On Monday, 11 December 2017 at 00:54:00 UTC, Walter Bright wrote:

I have a more pragmatic definition of a standard:

1. Products that implement it say they adhere to it and defer to it as the authority on correct behavior.

2. There's more than one such product.

You have to start somewhere. Somebody has to put the second product out there.

3. There's more products adhering to that standard than some other competing standard.

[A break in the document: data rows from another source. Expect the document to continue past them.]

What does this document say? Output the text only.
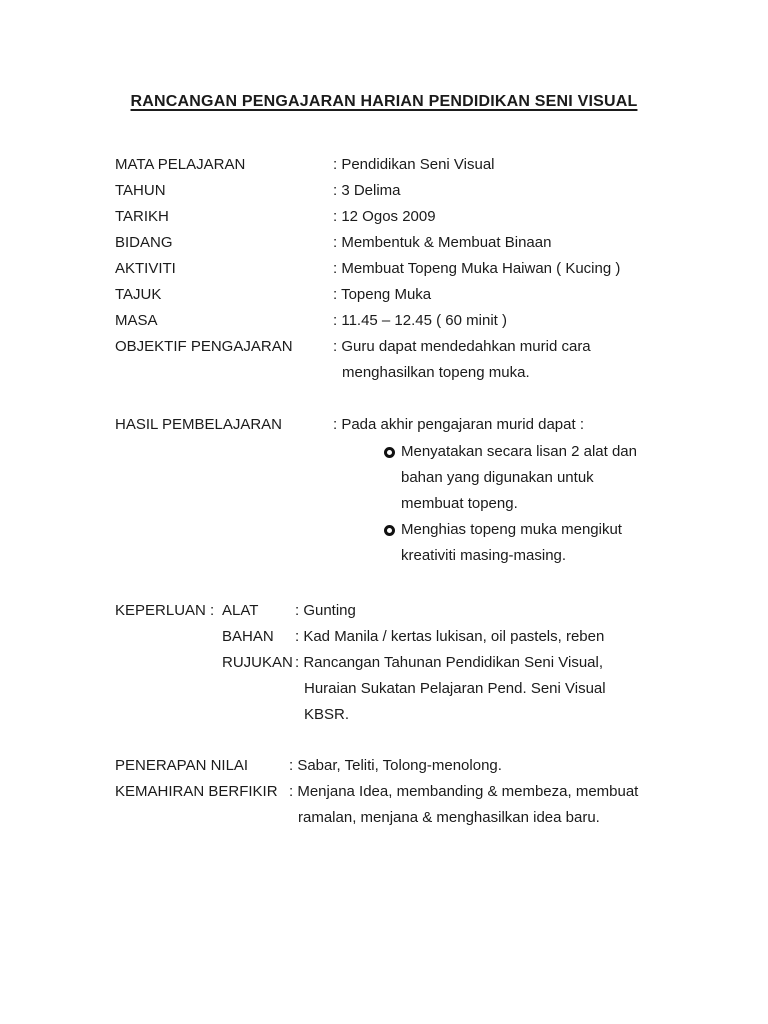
RANCANGAN PENGAJARAN HARIAN PENDIDIKAN SENI VISUAL
MATA PELAJARAN	: Pendidikan Seni Visual
TAHUN	: 3 Delima
TARIKH	: 12 Ogos 2009
BIDANG	: Membentuk & Membuat Binaan
AKTIVITI	: Membuat Topeng Muka Haiwan ( Kucing )
TAJUK	: Topeng Muka
MASA	: 11.45 – 12.45 ( 60 minit )
OBJEKTIF PENGAJARAN	: Guru dapat mendedahkan murid cara
menghasilkan topeng muka.
HASIL PEMBELAJARAN	: Pada akhir pengajaran murid dapat :
Menyatakan secara lisan 2 alat dan
bahan yang digunakan untuk
membuat topeng.
Menghias topeng muka mengikut
kreativiti masing-masing.
KEPERLUAN : ALAT	: Gunting
BAHAN	: Kad Manila / kertas lukisan, oil pastels, reben
RUJUKAN : Rancangan Tahunan Pendidikan Seni Visual,
Huraian Sukatan Pelajaran Pend. Seni Visual
KBSR.
PENERAPAN NILAI	: Sabar, Teliti, Tolong-menolong.
KEMAHIRAN BERFIKIR : Menjana Idea, membanding & membeza, membuat
ramalan, menjana & menghasilkan idea baru.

"In 2017, GitHub released a formal specification of their GitHub Flavored Markdown (GFM) that is based on CommonMark.[32] It follows the CommonMark specification exactly except for tables, strikethrough, autolinks and task lists, which the GitHub spec has added as extensions[33]. GitHub also changed the parser used on their sites accordingly, which required some documents to be changed, e.g. a space after the hash signs of a heading is now required."
(https://en.wikipedia.org/wiki/Markdown#GFM)

If GitHub is not some sort of "standard" or at least a good indicator of where things are going, I don't know what is.

So basically, CommonMark is the standard for GitHub. It merely added some extensions that are useful for GitHub related stuff. This means that millions of programmers are already familiar with CommonMark and use it on a daily basis. This in turn would make it easier for them to read and contribute to D source code. Sometimes simple things like that can be the straw that breaks the camel's back (and Ddocs certainly put people off (including me)).

So far as I know, commonmarkdown satisfies zero of those.

Don't get me wrong, I think commonmarkdown is a worthy effort, and is definitely in the running to be a standard. Certainly a lot more effort seems to have been put into it vs other markdowns. It is entirely reasonable to refer to it to answer questions about whether some detail should yin or yang.

But implementing commonmarkdown in Ddoc is not what we're going to do, at least for the near term.

Hm. I'd really give it a second thought.